Bazı patojenler, konak dokusunda büyüme düzenleyicileri üretir. Ana büyüme düzenleyicileri, indoleaketik asit (IAA) ve gibberellindir. IAA, en önemli öncü olan triptofan varlığında, birkaç mantar ve bakteri tarafından üretilir ve bazı mantarlar, IAA'yı yok eden oksidazlar üretebilir.

IAA, gibberellinler ve kininler dışındaki bazı karakteristik büyüme düzenleyicileri de patogenezde rol oynar. Taç safralarında (Agrobacterium tumefaciens) olduğu gibi, doku hipertrofisinin meydana geldiği hastalıklı bitkilerde birçok hiperaksi bildirilmektedir. Enfekte dokulardaki hiperaksi, patojen tarafından oksin üretimi, konakçı tarafından artan üretimi veya hastalıklı dokudaki azalmış yıkımı nedeniyle olabilir.
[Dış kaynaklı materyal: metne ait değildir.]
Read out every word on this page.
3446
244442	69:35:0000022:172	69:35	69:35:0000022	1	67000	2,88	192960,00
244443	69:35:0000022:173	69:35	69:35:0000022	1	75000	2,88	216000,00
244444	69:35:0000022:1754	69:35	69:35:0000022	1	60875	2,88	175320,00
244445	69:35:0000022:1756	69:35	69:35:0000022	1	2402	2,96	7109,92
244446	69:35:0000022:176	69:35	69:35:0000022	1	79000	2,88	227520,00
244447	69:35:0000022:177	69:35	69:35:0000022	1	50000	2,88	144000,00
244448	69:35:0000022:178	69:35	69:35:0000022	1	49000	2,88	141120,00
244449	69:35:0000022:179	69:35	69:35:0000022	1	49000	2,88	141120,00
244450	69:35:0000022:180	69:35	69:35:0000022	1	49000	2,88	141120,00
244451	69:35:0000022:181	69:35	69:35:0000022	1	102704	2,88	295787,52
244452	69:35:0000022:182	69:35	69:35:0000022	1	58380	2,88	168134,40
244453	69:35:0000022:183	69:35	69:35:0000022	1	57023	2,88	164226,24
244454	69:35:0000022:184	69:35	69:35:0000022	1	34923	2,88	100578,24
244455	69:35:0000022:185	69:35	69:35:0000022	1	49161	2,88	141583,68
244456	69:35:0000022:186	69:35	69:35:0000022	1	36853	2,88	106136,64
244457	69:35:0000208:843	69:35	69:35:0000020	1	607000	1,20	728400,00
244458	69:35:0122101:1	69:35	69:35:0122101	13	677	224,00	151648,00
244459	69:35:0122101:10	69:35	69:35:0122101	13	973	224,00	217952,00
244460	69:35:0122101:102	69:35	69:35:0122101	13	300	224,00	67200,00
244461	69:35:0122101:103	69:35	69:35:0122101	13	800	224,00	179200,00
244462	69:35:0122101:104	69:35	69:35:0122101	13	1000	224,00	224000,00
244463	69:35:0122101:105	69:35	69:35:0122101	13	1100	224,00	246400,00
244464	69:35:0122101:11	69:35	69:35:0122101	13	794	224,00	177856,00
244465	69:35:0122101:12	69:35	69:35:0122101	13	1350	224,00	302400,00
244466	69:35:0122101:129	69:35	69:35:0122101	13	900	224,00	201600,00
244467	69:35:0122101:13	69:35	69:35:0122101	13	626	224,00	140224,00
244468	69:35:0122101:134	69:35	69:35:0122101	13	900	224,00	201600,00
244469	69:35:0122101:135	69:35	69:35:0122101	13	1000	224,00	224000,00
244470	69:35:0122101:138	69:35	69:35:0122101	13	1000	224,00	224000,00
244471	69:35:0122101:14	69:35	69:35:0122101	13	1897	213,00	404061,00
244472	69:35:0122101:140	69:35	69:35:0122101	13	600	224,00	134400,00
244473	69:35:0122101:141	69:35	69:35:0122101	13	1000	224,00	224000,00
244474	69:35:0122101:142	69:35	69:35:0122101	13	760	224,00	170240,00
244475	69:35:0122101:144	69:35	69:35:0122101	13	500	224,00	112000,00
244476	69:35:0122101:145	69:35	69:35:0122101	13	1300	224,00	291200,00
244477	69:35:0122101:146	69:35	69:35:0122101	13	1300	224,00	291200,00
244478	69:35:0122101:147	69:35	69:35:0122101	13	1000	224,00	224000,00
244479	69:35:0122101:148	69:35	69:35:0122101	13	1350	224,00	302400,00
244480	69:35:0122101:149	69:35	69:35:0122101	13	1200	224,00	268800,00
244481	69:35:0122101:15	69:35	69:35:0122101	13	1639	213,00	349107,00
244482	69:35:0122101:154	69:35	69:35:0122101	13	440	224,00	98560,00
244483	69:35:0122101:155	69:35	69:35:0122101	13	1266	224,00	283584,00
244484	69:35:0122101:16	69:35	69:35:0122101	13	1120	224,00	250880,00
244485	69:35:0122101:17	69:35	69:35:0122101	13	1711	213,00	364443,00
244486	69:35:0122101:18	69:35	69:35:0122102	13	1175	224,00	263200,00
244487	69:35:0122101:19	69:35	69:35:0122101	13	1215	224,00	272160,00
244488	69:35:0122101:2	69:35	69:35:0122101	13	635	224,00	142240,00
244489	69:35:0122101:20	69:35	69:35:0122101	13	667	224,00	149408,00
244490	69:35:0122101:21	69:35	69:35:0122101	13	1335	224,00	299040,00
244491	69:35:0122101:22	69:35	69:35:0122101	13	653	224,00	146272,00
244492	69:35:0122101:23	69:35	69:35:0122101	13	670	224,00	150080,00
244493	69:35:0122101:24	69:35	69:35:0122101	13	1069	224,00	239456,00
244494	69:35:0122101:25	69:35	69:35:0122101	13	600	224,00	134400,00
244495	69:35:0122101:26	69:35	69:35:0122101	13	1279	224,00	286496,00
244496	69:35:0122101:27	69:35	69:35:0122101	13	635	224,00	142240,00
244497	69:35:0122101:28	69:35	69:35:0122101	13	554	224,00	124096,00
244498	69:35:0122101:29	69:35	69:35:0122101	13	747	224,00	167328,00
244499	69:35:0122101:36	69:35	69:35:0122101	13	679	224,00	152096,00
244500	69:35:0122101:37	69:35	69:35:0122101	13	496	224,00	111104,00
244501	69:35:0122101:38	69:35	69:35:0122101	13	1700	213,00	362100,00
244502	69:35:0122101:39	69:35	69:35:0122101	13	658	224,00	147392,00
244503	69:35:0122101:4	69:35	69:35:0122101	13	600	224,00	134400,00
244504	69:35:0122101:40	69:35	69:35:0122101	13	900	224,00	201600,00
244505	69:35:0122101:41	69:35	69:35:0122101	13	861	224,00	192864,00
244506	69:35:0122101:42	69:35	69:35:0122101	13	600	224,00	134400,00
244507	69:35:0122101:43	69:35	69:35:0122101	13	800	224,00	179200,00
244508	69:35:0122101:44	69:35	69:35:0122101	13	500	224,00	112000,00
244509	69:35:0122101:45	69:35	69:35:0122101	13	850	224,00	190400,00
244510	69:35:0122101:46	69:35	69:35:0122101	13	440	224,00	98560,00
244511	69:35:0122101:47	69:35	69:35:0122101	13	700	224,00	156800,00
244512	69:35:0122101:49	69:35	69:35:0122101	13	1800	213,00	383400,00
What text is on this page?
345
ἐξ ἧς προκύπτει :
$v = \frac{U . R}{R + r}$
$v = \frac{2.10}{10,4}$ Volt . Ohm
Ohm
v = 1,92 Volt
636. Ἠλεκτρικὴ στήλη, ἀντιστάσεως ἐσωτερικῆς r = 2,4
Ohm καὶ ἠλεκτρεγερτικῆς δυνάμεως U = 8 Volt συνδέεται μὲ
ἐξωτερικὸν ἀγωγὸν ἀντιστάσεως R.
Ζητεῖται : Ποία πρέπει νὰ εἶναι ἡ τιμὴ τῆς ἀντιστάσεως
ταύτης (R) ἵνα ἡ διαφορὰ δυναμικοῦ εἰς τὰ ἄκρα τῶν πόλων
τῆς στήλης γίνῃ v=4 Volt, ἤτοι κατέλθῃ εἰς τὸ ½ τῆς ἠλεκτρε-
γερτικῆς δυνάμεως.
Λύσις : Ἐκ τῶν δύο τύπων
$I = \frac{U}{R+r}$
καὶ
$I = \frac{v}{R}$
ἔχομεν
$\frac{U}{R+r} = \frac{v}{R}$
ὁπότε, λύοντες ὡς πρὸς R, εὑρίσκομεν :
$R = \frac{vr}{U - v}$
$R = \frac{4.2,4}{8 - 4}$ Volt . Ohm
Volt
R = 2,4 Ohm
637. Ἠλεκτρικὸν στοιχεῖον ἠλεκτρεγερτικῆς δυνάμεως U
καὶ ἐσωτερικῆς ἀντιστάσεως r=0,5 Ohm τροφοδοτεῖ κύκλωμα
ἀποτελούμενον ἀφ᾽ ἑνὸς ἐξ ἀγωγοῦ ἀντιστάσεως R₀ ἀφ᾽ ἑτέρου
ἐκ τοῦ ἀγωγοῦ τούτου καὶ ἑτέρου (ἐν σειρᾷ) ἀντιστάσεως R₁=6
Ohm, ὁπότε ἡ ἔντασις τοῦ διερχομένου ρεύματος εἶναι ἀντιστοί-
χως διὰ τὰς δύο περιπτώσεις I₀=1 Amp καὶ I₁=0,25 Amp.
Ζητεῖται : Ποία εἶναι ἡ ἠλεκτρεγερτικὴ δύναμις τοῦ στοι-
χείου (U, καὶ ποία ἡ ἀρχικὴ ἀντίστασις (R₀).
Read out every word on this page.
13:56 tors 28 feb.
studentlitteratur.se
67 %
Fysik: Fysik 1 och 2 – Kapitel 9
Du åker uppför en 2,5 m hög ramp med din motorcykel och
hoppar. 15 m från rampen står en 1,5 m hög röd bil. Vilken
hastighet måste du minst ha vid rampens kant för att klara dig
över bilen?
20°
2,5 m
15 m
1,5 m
Oksin birikimi, IAA oksidaz aktivitesinin inhibisyonu yoluyla gerçekleşir ve ayrıca enzim inhibisyonunun IAA oksidaz birikimi ile ilişkilendirilebileceği Pseudomonas solanacearum gibi zorunlu olmayan parazitlerde de oluşur.

Domates saplarında ve Verticillium alboatrum tarafından enfekte edilmiş yapraklarda artan IAA bildirilmiştir. Gibberellinler ve gibberellik asit, kök çürümesine, ayak çürümesine, tahılların çürümesine neden olan Gibberellafujikuroi tarafından üretilir.

Genç fidelerin ciddi şekilde enfekte olduğu, etiyole edildiği ve anormal şekilde uzadığı pirinci fırın hastalığına neden olur. Phaseolus vulgaris ve Vicia faba yapraklarında, Uromyces phaseoli ve Uromycesfabae tarafından saldırıya uğrayan kinin bit maddelerinde artış bildirilmiştir.